First came La Bachué then El Dorado. Slowly and carefully, Colombian art collector José Darío Gutiérrez has put together a series of publication and art projects that have made him a major advocate of Colombian art. In order to make up for glaring lacks in the historical memory of a country embroiled in a longstanding armed conflict, Gutiérrez’s first project was La Bachué, a publishing house that put out a series dedicated to re-examining the work of sculptor Rómulo Rozo—specifically the work Bachué from which the project gets its name—as well as the early production of Fernando Botero and others. Gutiérrez’s most recent initiative is the conception and construction of El Dorado, a space located in La Macarena section of the city where many artists gather. Even before it was fully constructed, the lot on which El Dorado is located—a virtual urban wasteland—was the site of projects by artists Wilson Díaz (2013) and Camilo Bojacá (2014). Later, after the first section of the premises had been built, shows by Eduard Moreno (2015) and Jorge Ortiz (2015) were held. In February 2016, the doors to the new spacious building with four galleries were opened. El cuerpo de adentro, the first exhibition, was a solo show by Leonel Castañeda featuring collages, an installation, and a large collection of objects, books and other publications, as well as animal remains like fur and bones. The aim of the show was to grapple with the relationships between the death drive, the clinical, the surgical, the pornographic, and the sexual. 

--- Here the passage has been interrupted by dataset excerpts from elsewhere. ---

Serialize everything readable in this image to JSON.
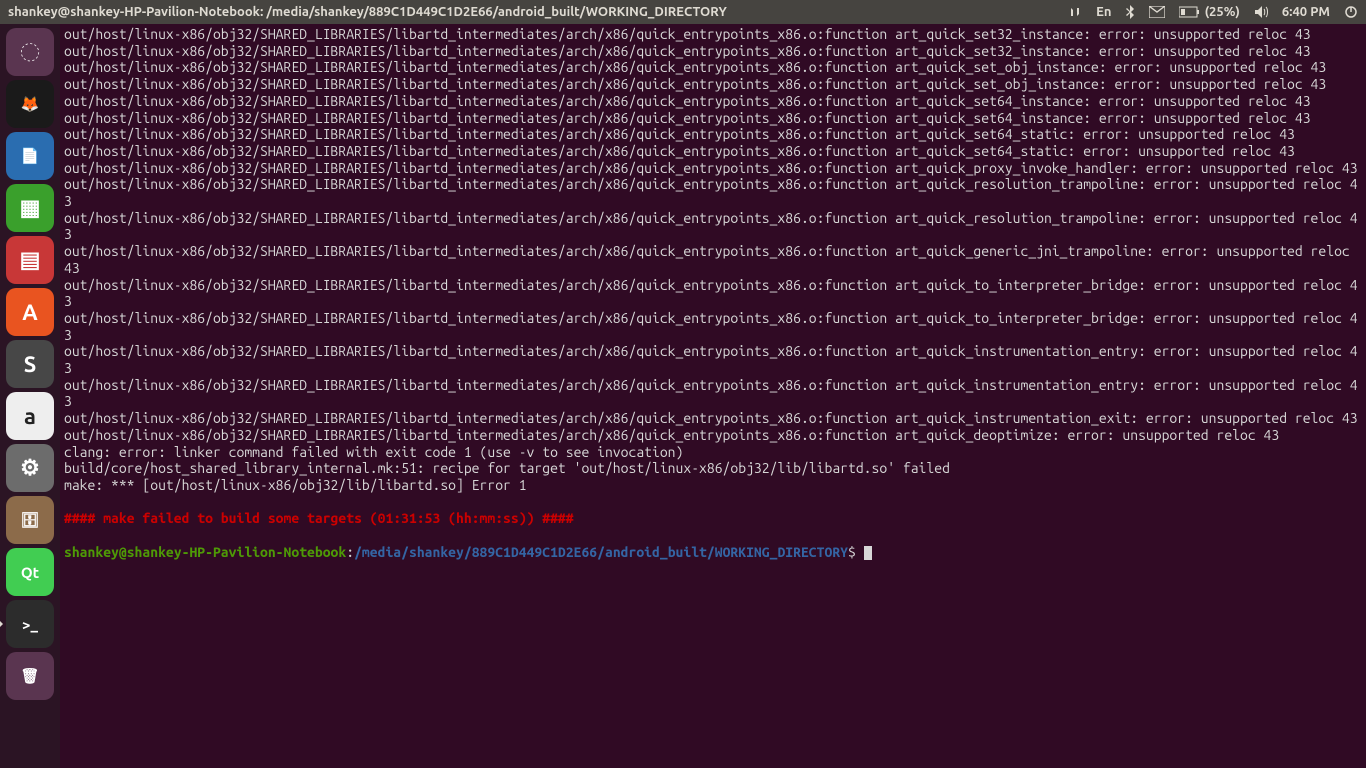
{
  "menubar": {
    "title": "shankey@shankey-HP-Pavilion-Notebook: /media/shankey/889C1D449C1D2E66/android_built/WORKING_DIRECTORY",
    "lang": "En",
    "battery": "(25%)",
    "time": "6:40 PM"
  },
  "launcher": {
    "items": [
      {
        "name": "dash-icon",
        "bg": "#5a3550",
        "glyph": "◌"
      },
      {
        "name": "firefox-icon",
        "bg": "#1a1a1a",
        "glyph": "🦊"
      },
      {
        "name": "writer-icon",
        "bg": "#2a6db0",
        "glyph": "📄"
      },
      {
        "name": "calc-icon",
        "bg": "#3aa02c",
        "glyph": "▦"
      },
      {
        "name": "impress-icon",
        "bg": "#c83737",
        "glyph": "▤"
      },
      {
        "name": "software-icon",
        "bg": "#e95420",
        "glyph": "A"
      },
      {
        "name": "sublime-icon",
        "bg": "#474747",
        "glyph": "S"
      },
      {
        "name": "amazon-icon",
        "bg": "#eeeeee",
        "glyph": "a",
        "color": "#222"
      },
      {
        "name": "settings-icon",
        "bg": "#6c6c6c",
        "glyph": "⚙"
      },
      {
        "name": "files-icon",
        "bg": "#8c6b4a",
        "glyph": "🗄"
      },
      {
        "name": "qt-icon",
        "bg": "#41cd52",
        "glyph": "Qt"
      },
      {
        "name": "terminal-icon",
        "bg": "#2c2c2c",
        "glyph": ">_",
        "active": true
      },
      {
        "name": "trash-icon",
        "bg": "#5a3550",
        "glyph": "🗑"
      }
    ]
  },
  "terminal": {
    "path_prefix": "out/host/linux-x86/obj32/SHARED_LIBRARIES/libartd_intermediates/arch/x86/quick_entrypoints_x86.o:function ",
    "reloc_msg": "unsupported reloc 43",
    "errors": [
      "art_quick_set32_instance: error: ",
      "art_quick_set32_instance: error: ",
      "art_quick_set_obj_instance: error: ",
      "art_quick_set_obj_instance: error: ",
      "art_quick_set64_instance: error: ",
      "art_quick_set64_instance: error: ",
      "art_quick_set64_static: error: ",
      "art_quick_set64_static: error: ",
      "art_quick_proxy_invoke_handler: error: ",
      "art_quick_resolution_trampoline: error: ",
      "art_quick_resolution_trampoline: error: ",
      "art_quick_generic_jni_trampoline: error: ",
      "art_quick_to_interpreter_bridge: error: ",
      "art_quick_to_interpreter_bridge: error: ",
      "art_quick_instrumentation_entry: error: ",
      "art_quick_instrumentation_entry: error: ",
      "art_quick_instrumentation_exit: error: ",
      "art_quick_deoptimize: error: "
    ],
    "clang": "clang: error: linker command failed with exit code 1 (use -v to see invocation)",
    "build": "build/core/host_shared_library_internal.mk:51: recipe for target 'out/host/linux-x86/obj32/lib/libartd.so' failed",
    "make": "make: *** [out/host/linux-x86/obj32/lib/libartd.so] Error 1",
    "fail": "#### make failed to build some targets (01:31:53 (hh:mm:ss)) ####",
    "prompt_user": "shankey@shankey-HP-Pavilion-Notebook",
    "prompt_sep": ":",
    "prompt_path": "/media/shankey/889C1D449C1D2E66/android_built/WORKING_DIRECTORY",
    "prompt_end": "$ "
  }
}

Silicios, a group show curated by the very young Valentina Gutiérrez, fit seamlessly into a curatorial proposal with a distinct interest in the bodily. Seen in perspective, El Dorado’s programming has combined a longstanding artist largely inactive on the exhibition circuit in recent years like Jorge Ortiz, very active artists also involved in art criticism like Wilson Díaz and Eduard Moreno, a largely unknown artist with an extensive body of work like Leonel Castañeda, and a very young artist like Camilo Bojacá.

Looking towards the future, the plan is for each artist to present an ambitious project for each of El Dorado’s three levels (that is what Castañeda did). It is not too much to hope for El Dorado, as part of the exciting Bogotá art scene, to continue to provide visibility to processes outside the mainstream that are committed to a historical mission.